Issues Specific to My (Former) Employer
Additionally, the UVU administration has implemented changes that made me feel increasingly unwelcome. Shortly after the current president (Astrid Tuminez) was inaugurated in 2019, the university started to make changes to increase its graduation rate by watering down the curriculum and lowering standards. In psychology, for example, we were strongly pressured to reduce the number of required psychology credits from 53 to 36. The administration is also exerting pressure on faculty to be more lenient in grading and to eliminate “weeder” courses that often serve to filter out unqualified students. This is a marked change from the administration of the previous president (Matthew Holland), where the mantra was to increase rigor. UVU’s current direction is cheapening its graduates’ diplomas, and I did not want any part of that.

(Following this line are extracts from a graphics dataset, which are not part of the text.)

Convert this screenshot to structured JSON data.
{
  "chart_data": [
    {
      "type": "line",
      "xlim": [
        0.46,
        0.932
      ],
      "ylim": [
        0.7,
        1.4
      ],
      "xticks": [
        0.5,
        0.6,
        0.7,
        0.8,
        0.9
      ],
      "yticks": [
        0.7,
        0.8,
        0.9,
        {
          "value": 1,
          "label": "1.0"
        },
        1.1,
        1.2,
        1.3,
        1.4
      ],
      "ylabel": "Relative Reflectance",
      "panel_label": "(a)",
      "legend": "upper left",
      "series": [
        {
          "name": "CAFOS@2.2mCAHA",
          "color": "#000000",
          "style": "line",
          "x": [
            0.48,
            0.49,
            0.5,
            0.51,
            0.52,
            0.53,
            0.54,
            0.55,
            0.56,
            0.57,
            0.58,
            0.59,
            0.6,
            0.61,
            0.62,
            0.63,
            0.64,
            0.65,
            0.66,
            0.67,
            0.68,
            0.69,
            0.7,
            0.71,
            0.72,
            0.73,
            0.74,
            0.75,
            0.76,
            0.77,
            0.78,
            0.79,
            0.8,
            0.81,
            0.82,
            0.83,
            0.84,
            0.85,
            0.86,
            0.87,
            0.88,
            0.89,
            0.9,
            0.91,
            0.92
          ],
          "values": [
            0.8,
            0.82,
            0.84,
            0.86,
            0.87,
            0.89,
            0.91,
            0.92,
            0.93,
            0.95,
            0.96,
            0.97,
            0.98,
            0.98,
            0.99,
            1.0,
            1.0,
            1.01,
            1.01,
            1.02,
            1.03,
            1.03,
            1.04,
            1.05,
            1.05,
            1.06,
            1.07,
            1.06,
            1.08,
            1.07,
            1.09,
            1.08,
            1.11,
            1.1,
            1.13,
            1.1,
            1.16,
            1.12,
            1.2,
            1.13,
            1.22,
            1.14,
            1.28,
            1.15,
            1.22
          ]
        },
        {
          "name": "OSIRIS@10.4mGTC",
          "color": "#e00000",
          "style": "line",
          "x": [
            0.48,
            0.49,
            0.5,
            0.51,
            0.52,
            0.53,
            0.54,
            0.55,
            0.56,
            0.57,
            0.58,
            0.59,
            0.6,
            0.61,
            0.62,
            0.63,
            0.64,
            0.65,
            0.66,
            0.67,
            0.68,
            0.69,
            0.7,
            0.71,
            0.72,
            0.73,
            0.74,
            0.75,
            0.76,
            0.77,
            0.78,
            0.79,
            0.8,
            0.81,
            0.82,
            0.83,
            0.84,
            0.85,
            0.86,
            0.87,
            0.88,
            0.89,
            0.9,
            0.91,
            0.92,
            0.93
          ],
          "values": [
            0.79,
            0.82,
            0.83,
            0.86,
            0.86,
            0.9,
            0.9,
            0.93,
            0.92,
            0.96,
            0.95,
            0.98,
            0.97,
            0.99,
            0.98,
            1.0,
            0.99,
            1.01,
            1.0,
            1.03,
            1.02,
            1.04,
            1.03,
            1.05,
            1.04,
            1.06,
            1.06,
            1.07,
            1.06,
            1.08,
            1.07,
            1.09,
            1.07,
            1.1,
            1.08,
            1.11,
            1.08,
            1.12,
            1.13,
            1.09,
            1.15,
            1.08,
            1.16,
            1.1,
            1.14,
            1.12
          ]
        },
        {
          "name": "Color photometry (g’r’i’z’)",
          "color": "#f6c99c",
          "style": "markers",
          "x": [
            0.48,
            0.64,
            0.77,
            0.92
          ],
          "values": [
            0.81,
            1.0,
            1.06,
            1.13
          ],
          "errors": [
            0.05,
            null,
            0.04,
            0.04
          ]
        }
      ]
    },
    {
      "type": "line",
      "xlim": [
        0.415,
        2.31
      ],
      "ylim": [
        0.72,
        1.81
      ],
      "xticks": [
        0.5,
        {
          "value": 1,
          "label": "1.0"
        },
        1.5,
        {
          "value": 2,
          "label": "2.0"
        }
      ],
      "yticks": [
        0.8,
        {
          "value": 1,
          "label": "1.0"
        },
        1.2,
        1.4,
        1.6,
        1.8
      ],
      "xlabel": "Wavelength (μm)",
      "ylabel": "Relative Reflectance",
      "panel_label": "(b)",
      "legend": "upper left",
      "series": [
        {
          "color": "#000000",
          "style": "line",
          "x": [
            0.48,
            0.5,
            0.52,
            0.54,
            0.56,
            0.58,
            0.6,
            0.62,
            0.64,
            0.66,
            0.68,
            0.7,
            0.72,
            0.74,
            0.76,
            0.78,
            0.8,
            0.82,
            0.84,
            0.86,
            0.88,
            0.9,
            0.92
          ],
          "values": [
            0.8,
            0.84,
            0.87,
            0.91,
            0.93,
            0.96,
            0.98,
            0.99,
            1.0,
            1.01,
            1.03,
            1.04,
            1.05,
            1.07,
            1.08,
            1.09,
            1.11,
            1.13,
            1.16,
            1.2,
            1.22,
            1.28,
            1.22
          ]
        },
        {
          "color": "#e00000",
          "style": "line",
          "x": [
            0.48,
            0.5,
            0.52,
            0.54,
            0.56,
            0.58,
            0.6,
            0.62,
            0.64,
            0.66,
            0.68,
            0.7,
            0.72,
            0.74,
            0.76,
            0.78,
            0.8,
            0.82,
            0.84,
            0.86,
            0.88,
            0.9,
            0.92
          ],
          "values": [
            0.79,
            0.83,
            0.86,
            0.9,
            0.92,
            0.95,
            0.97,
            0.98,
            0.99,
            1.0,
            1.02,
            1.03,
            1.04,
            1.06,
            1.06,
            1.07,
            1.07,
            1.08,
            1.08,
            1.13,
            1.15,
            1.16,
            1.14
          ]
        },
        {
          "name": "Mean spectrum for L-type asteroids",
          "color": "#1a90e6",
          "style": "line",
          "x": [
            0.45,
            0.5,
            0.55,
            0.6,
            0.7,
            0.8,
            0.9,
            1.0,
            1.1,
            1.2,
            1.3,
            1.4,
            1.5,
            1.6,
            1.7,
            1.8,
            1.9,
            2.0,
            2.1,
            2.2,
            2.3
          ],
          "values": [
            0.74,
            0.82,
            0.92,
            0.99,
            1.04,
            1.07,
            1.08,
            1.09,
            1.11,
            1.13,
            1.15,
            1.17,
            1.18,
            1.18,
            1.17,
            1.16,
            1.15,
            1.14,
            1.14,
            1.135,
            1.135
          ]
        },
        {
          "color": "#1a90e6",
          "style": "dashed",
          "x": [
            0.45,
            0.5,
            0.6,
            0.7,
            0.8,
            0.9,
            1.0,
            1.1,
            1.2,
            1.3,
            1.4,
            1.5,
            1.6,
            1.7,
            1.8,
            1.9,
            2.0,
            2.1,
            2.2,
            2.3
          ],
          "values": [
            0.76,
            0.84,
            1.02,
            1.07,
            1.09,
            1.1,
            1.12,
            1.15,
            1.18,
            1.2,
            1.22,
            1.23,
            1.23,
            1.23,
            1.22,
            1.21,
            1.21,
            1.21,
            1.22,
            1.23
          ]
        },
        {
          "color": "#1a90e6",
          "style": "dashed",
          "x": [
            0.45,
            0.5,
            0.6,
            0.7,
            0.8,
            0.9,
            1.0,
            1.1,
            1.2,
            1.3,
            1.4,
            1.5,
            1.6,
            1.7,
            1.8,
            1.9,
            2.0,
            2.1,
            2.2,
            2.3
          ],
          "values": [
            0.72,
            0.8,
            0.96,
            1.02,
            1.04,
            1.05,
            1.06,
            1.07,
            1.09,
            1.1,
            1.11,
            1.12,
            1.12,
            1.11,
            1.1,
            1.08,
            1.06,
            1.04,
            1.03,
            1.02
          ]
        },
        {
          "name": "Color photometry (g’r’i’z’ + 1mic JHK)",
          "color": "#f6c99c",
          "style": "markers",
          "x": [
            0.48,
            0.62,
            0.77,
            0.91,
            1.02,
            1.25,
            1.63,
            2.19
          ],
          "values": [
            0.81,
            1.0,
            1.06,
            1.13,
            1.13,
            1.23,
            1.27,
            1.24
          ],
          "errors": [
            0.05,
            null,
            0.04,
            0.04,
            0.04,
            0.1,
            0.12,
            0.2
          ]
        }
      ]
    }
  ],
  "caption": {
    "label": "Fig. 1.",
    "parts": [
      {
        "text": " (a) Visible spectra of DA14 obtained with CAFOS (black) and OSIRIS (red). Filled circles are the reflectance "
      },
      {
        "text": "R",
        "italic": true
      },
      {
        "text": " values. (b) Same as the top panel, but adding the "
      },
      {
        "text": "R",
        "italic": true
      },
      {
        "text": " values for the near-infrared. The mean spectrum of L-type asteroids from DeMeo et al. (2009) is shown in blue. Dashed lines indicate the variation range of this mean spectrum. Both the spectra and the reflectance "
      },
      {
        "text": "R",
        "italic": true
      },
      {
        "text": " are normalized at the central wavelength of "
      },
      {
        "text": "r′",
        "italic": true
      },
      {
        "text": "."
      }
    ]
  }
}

To be fair, the current president and administration are merely responding to the pressures and funding incentives from the state legislature and the regents of the public universities in Utah. If President Tuminez did not work hard to raise the graduation rates quickly, then she would soon be out of a job. That being said, there are three conflicting goals at UVU: have meaningful academic standards, continue its open enrollment policy, and achieve a high graduation rate. No one seems to have the courage to say that a university can achieve one or two of these goals — but not all three at the same time. UVU chose to dispense with high academic standards. As a result, it’s a race to the bottom there. UVU has shifted from being an institute of learning to being an institute of credentialing.
After the new president was inaugurated, there was also a change in the university’s attitude towards research. When I was first hired, I felt lucky to have found a teaching university that appreciated my research endeavors, and I quickly settled into publishing 4-6 articles per year. I often co-authored with students, which was catnip for the administration. The public relations office loved churning out press releases for my studies as part of their efforts to build up the university’s reputation. I even received an award from the then-university president for my research in 2015. But starting about two years ago, the university has been cold to my research output, and no one seems to care. As the months passed, I felt that the unique skills and accomplishments were not appreciated by the university.

Finally, at UVU, students are being treated more like customers who must be mollified and coddled. The respect that the administration shows towards the faculty has decreased proportionately. Unlike a decade ago, I no longer felt respected as a scholar in my area of expertise. Instead, I feel like a replaceable employee, and the disrespect and indignities that I saw inflicted on me and my colleagues was demoralizing. At one point, the university even violated my constitutional rights (and I have the letter from FIRE to prove it).
None of these circumstances was, by itself, a reason to leave the job I held for ten years. But there was an accumulation of unfavorable circumstances that, when combined, made staying in the job untenable. Increasingly, what UVU and I have to offer each other do not align with what each party wants. An amicable parting seems best at this time. I wish my former students and colleagues the best and hope for their success from afar.